Aqui vale lembrar que o nosso planeta é cercado por um campo magnético que o protege das partículas solares. Por isso, em áreas como essa anomalia, algumas dessas partículas se aproximam mais da superfície terrestre do que o comum.

“A anomalia está se alterando e movendo para o oeste de forma lenta e gradual. Esse processo é contínuo e não afeta de forma significativa a vida das pessoas na Terra”, diz André Wiermann, tecnologista sênior do Observatório Nacional (ON).

Embora essa fraqueza possa permitir que partículas do vento solar atinjam mais facilmente a Terra, principalmente afetando satélites, agências como a Nasa, a agência espacial norte-americana, e a ESA, a agência espacial europeia, já monitoram de perto essa irregularidade.

Fora isso, os satélites são preparados para lidar com essa anomalia, entrando em standby quando passam pela região da AMAS para evitar danos.

É como um eletrodoméstico: se há uma oscilação no fornecimento de energia elétrica, o famoso ‘pico de luz’, recomenda-se que o aparelho seja desligado para que não queime. Quando a eletricidade é normalizada, ele volta a funcionar como antes. Da mesma forma, os satélites podem entrar em stand-by ao passar pela AMAS para que não sejam danificados

— André Wiermann, tecnologista sênior do Observatório Nacional (ON).
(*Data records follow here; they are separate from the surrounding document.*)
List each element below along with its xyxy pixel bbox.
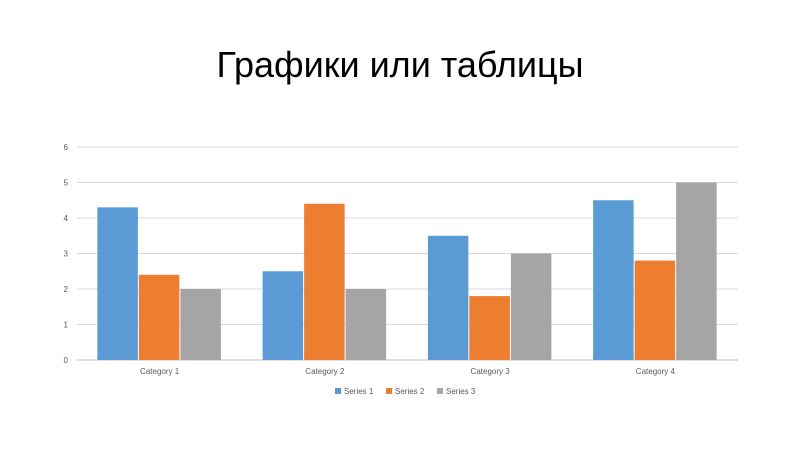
chart-bars (97, 182, 717, 360)
y-tick-label: 1 (64, 321, 69, 330)
legend-swatch (386, 388, 392, 394)
y-tick-label: 6 (64, 143, 69, 152)
x-category-label: Category 2 (305, 367, 345, 376)
x-category-label: Category 1 (140, 367, 180, 376)
legend-label: Series 1 (344, 387, 374, 396)
legend-swatch (335, 388, 341, 394)
legend-swatch (437, 388, 443, 394)
bar-series3-category4 (676, 182, 717, 360)
y-tick-label: 4 (64, 214, 69, 223)
bar-series1-category3 (427, 235, 469, 360)
x-category-label: Category 3 (471, 367, 511, 376)
slide-title: Графики или таблицы (216, 44, 584, 85)
legend-label: Series 3 (446, 387, 476, 396)
y-tick-label: 0 (64, 356, 69, 365)
chart-legend: Series 1 Series 2 Series 3 (335, 387, 476, 396)
bar-series1-category2 (262, 271, 304, 360)
bar-series2-category4 (634, 260, 676, 360)
y-axis-tick-labels: 0 1 2 3 4 5 6 (64, 143, 69, 365)
y-tick-label: 3 (64, 250, 69, 259)
y-tick-label: 2 (64, 285, 69, 294)
legend-label: Series 2 (395, 387, 425, 396)
bar-series2-category2 (304, 203, 345, 360)
bar-series1-category4 (593, 200, 634, 360)
bar-series3-category3 (510, 253, 552, 360)
y-tick-label: 5 (64, 179, 69, 188)
bar-series2-category3 (469, 296, 510, 360)
bar-series3-category1 (180, 289, 221, 360)
bar-series1-category1 (97, 207, 138, 360)
x-axis-category-labels: Category 1 Category 2 Category 3 Category 4 (140, 367, 675, 376)
bar-series3-category2 (345, 289, 387, 360)
x-category-label: Category 4 (636, 367, 676, 376)
bar-series2-category1 (138, 274, 180, 360)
Mesmo assim, a análise da AMAS é crucial para entender os mecanismos que produzem o campo magnético da Terra e suas mudanças.

E o Brasil, por abranger essa área com poucos dados disponíveis, está em posição privilegiada para desenvolver estudos em geomagnetismo e avaliar a anomalia.

O ON utiliza, inclusive, modernos observatórios para monitorar o campo magnético do nosso planeta, incluindo a AMAS: o Observatório Tatuoca, localizado em uma ilha em Belém, no Pará, e o centenário Observatório Vassouras, situado no interior do Rio de Janeiro.

Além desses, diversas estações magnéticas estão espalhadas pelo país, como a recentemente instalada estação magnética de Macapá.